In my view, there is no question that students 'lend a hand', though unintentioned, to their much admired teachers. Aikidoists would talk about the 'ki' power of the Founder, Ueshiba,and would say he could throw an attacker without even touching him (or other fairly similar claims). They would discuss the old film clips, and find a 'now-you-see-him-now-you-don't' moment in which he seemed to change position fromin front of the attacker to behind in a flash.And many of us have seen the demonstations in which multiple hakama clad attackers are sent whirling and tumbling across the mats, etc.I have seen these old films,too. Lest I be misunderstood, I should say that I fully respect Aikido (wish I had the time to study it myself)and I am using this example only because it is fairly clear to me.Having studied these old films, I believe they show an automatic "flinch" or reaction on the part of many of the students which lend the appearance of effortlessness to the sequence. And the 'disappearing act' business is no more than an artifact of the grainy and scratchy old film (which pops anf jumps as old film do. Advanced students (of our art as much as any other)tend to be so filled with respect for their teacher (a good thing, no?) that we would have it no other way than to want to make him look good in front of the class. And isn't it an entirely different matter to practice a prearranged sequence than a freestyle encounter? To get back to the Aikido example, I also saw an old film in which a somewhat skeptical American journalist, having studied a little Aikido with one of Ueshiba's top instructors,challenges him to an"old-fashioned rough and tumble"...i.e.;basically a freestyle match. Well, as you might expect, the Aikidoist defeated him handily, though the journalist was much bigger and claimed to be a ex-marine with much fighting experience. But it was no show of elegance, and the Aikido teacher looked to be sweating at points!The point here is that the journalist had no preconceived belief or need to recognize the martial artist's skill. Quite the opposite; he wanted to challenge him to prove himself. And prove himself he did... so the sequence ended with the journalist offering a true bow of respect and acknowledging that he was converted.We could find many other similar examples to illustrate this point.
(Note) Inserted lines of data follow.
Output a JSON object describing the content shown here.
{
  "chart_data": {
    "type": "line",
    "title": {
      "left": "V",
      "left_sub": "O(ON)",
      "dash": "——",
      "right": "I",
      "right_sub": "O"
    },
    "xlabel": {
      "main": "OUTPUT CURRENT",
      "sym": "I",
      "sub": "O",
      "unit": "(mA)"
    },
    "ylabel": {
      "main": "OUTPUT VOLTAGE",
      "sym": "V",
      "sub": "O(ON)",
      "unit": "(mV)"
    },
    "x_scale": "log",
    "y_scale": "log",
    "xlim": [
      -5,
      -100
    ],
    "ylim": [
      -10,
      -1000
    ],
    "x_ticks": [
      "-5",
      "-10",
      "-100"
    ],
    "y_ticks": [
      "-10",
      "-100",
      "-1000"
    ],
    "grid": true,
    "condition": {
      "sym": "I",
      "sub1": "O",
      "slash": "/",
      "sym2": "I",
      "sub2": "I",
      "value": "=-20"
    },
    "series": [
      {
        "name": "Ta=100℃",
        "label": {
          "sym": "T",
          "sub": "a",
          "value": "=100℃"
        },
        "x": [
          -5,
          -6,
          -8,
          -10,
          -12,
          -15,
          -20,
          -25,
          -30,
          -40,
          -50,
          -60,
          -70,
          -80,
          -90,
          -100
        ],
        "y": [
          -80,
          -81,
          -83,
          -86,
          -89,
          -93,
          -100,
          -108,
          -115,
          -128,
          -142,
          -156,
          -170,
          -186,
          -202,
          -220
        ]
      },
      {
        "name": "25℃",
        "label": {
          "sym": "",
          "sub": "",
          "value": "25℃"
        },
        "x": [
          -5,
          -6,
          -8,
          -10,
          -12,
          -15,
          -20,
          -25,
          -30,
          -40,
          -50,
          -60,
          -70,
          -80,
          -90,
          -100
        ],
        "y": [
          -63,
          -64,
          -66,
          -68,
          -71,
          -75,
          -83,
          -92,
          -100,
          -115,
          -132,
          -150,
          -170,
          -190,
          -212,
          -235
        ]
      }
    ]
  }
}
Now, would we want a dojo in which every student intentionally tried to upset, challenge or defeat the teacher every time a technique was being shown? We all know students who do something of this sort. They punch or kick against the block instead of at the target, or they add an extra movement or two to a prearranged sequence in order to show that id 'doesn't work'... I would argue that that student is missing the point of the exercise. Since it is prearranged we know exactly what the teacher is going to do and it doesn't take a rocket scientist to figure out how to mess the sequence up. This is the flip side of the automatic flinch problem, and has as much to do with the preconceive notions of the student as the opposite problem does.
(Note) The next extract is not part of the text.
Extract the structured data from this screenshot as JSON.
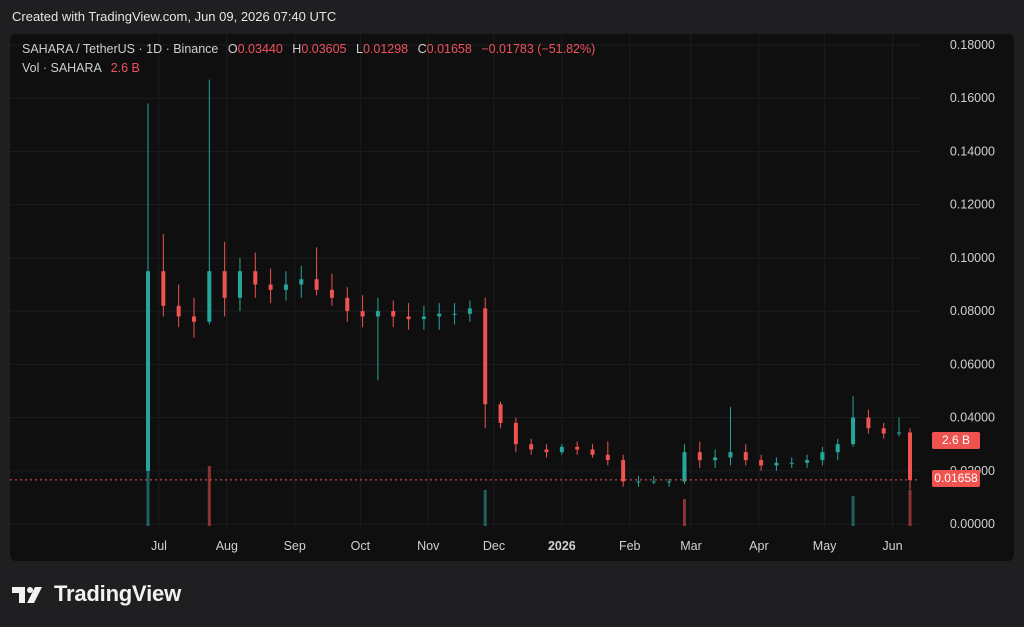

So what to do? Obviously we can't have each class end with a freeforall brawl so that the teacher can establish his dominance. (or can we...I suppose some dojos do exactly that, but what happens when the teacher has a bad day, or an emerging younger student consisitently beats him?)
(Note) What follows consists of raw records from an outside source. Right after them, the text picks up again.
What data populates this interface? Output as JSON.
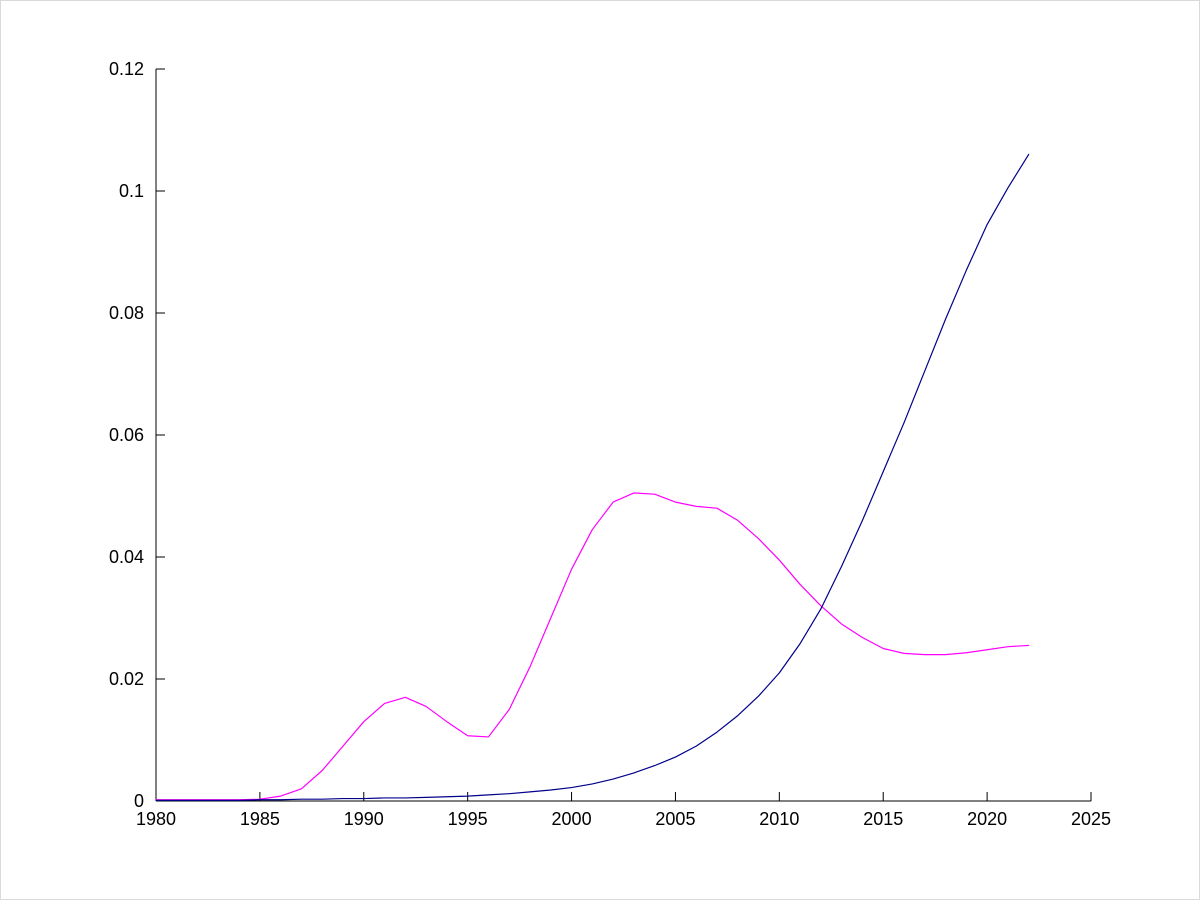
{
  "figure": {
    "background": "#ffffff",
    "axis_color": "#000000"
  },
  "chart_data": {
    "type": "line",
    "title": "",
    "xlabel": "",
    "ylabel": "",
    "xlim": [
      1980,
      2025
    ],
    "ylim": [
      0,
      0.12
    ],
    "xticks": [
      1980,
      1985,
      1990,
      1995,
      2000,
      2005,
      2010,
      2015,
      2020,
      2025
    ],
    "xtick_labels": [
      "1980",
      "1985",
      "1990",
      "1995",
      "2000",
      "2005",
      "2010",
      "2015",
      "2020",
      "2025"
    ],
    "yticks": [
      0,
      0.02,
      0.04,
      0.06,
      0.08,
      0.1,
      0.12
    ],
    "ytick_labels": [
      "0",
      "0.02",
      "0.04",
      "0.06",
      "0.08",
      "0.1",
      "0.12"
    ],
    "grid": false,
    "legend": null,
    "x": [
      1980,
      1981,
      1982,
      1983,
      1984,
      1985,
      1986,
      1987,
      1988,
      1989,
      1990,
      1991,
      1992,
      1993,
      1994,
      1995,
      1996,
      1997,
      1998,
      1999,
      2000,
      2001,
      2002,
      2003,
      2004,
      2005,
      2006,
      2007,
      2008,
      2009,
      2010,
      2011,
      2012,
      2013,
      2014,
      2015,
      2016,
      2017,
      2018,
      2019,
      2020,
      2021,
      2022
    ],
    "series": [
      {
        "name": "magenta-series",
        "color": "#FF00FF",
        "values": [
          0.0002,
          0.0002,
          0.0002,
          0.0002,
          0.0002,
          0.0003,
          0.0008,
          0.002,
          0.005,
          0.009,
          0.013,
          0.016,
          0.017,
          0.0155,
          0.013,
          0.0107,
          0.0105,
          0.015,
          0.022,
          0.03,
          0.038,
          0.0445,
          0.049,
          0.0505,
          0.0503,
          0.049,
          0.0483,
          0.048,
          0.046,
          0.043,
          0.0395,
          0.0355,
          0.032,
          0.029,
          0.0268,
          0.025,
          0.0242,
          0.024,
          0.024,
          0.0243,
          0.0248,
          0.0253,
          0.0255
        ]
      },
      {
        "name": "blue-series",
        "color": "#00008B",
        "values": [
          0.0001,
          0.0001,
          0.0001,
          0.0001,
          0.0001,
          0.0002,
          0.0002,
          0.0003,
          0.0003,
          0.0004,
          0.0004,
          0.0005,
          0.0005,
          0.0006,
          0.0007,
          0.0008,
          0.001,
          0.0012,
          0.0015,
          0.0018,
          0.0022,
          0.0028,
          0.0036,
          0.0046,
          0.0058,
          0.0072,
          0.009,
          0.0113,
          0.014,
          0.0172,
          0.021,
          0.0258,
          0.0315,
          0.0385,
          0.046,
          0.054,
          0.062,
          0.0705,
          0.079,
          0.087,
          0.0945,
          0.1005,
          0.106
        ]
      }
    ]
  }
}
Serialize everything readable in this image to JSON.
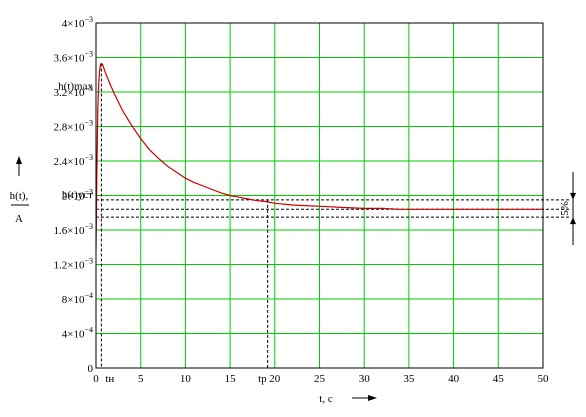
{
  "chart_data": {
    "type": "line",
    "xlabel": "t, c",
    "ylabel_top": "h(t),",
    "ylabel_bottom": "A",
    "xlim": [
      0,
      50
    ],
    "ylim": [
      0,
      0.004
    ],
    "x_ticks": [
      "0",
      "5",
      "10",
      "15",
      "20",
      "25",
      "30",
      "35",
      "40",
      "45",
      "50"
    ],
    "y_ticks": [
      {
        "value": 0,
        "base": "0",
        "exp": ""
      },
      {
        "value": 0.0004,
        "base": "4×10",
        "exp": "−4"
      },
      {
        "value": 0.0008,
        "base": "8×10",
        "exp": "−4"
      },
      {
        "value": 0.0012,
        "base": "1.2×10",
        "exp": "−3"
      },
      {
        "value": 0.0016,
        "base": "1.6×10",
        "exp": "−3"
      },
      {
        "value": 0.002,
        "base": "2×10",
        "exp": "−3"
      },
      {
        "value": 0.0024,
        "base": "2.4×10",
        "exp": "−3"
      },
      {
        "value": 0.0028,
        "base": "2.8×10",
        "exp": "−3"
      },
      {
        "value": 0.0032,
        "base": "3.2×10",
        "exp": "−3"
      },
      {
        "value": 0.0036,
        "base": "3.6×10",
        "exp": "−3"
      },
      {
        "value": 0.004,
        "base": "4×10",
        "exp": "−3"
      }
    ],
    "grid": true,
    "series": [
      {
        "color": "#cc0000",
        "x": [
          0,
          0.1,
          0.2,
          0.3,
          0.4,
          0.5,
          0.6,
          0.7,
          0.8,
          1,
          1.5,
          2,
          3,
          4,
          5,
          6,
          7,
          8,
          9,
          10,
          11,
          12,
          13,
          14,
          15,
          16,
          17,
          18,
          19,
          20,
          22,
          24,
          26,
          28,
          30,
          32,
          34,
          36,
          38,
          40,
          41,
          45,
          50
        ],
        "y": [
          0.00138,
          0.0023,
          0.003,
          0.0033,
          0.00345,
          0.00352,
          0.00353,
          0.00352,
          0.0035,
          0.00344,
          0.00331,
          0.00319,
          0.00298,
          0.00281,
          0.00266,
          0.00253,
          0.00243,
          0.00234,
          0.00227,
          0.0022,
          0.00215,
          0.00211,
          0.00207,
          0.00203,
          0.002,
          0.00198,
          0.00196,
          0.00194,
          0.00193,
          0.00191,
          0.00189,
          0.00188,
          0.00187,
          0.00186,
          0.00185,
          0.00185,
          0.00184,
          0.00184,
          0.00184,
          0.00184,
          0.00184,
          0.00184,
          0.00184
        ]
      }
    ],
    "annotations": {
      "h_max_label": "h(t)max",
      "h_max_value": 0.00353,
      "h_max_t": 0.6,
      "h_ust_label": "h(t)уст",
      "h_ust_value": 0.00184,
      "band_upper": 0.00195,
      "band_lower": 0.00175,
      "band_label": "5%",
      "tn_label": "tн",
      "tp_label": "tp",
      "tp_value": 19.2
    }
  }
}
The concept of transference, as first discovered by Sigmund Freud, is the key to this issue. Greg, you, of course, know what this means but many of our other readers will not... transference is the unconscious need to misinterpret relationships in the present based on unresolved and deeply repressed emotional issues from the distant past, especially the childhood developmental years.Because transferences are unconscious (i.e.;we don't recognize that we are doing it)they cannot be easily dispelled. The art and science of psychoanalysis has evolved over the past hundred years to teach us that there id no quick cure or shortcut to changing this, just as there is no 'ten easy lessons' way to learn karate, no matter what the make-a-buck enterpreneurs want to sell to the public.Psychoanalysis (and its derivative forms) is not for everyone, and I would not expect people to jump into it casually... but I do know from my professional experience in both fields (psychology and karate)that the problem of which you write is not one that will be easily or quickly resolved, unless human nature changes in some fundamental way.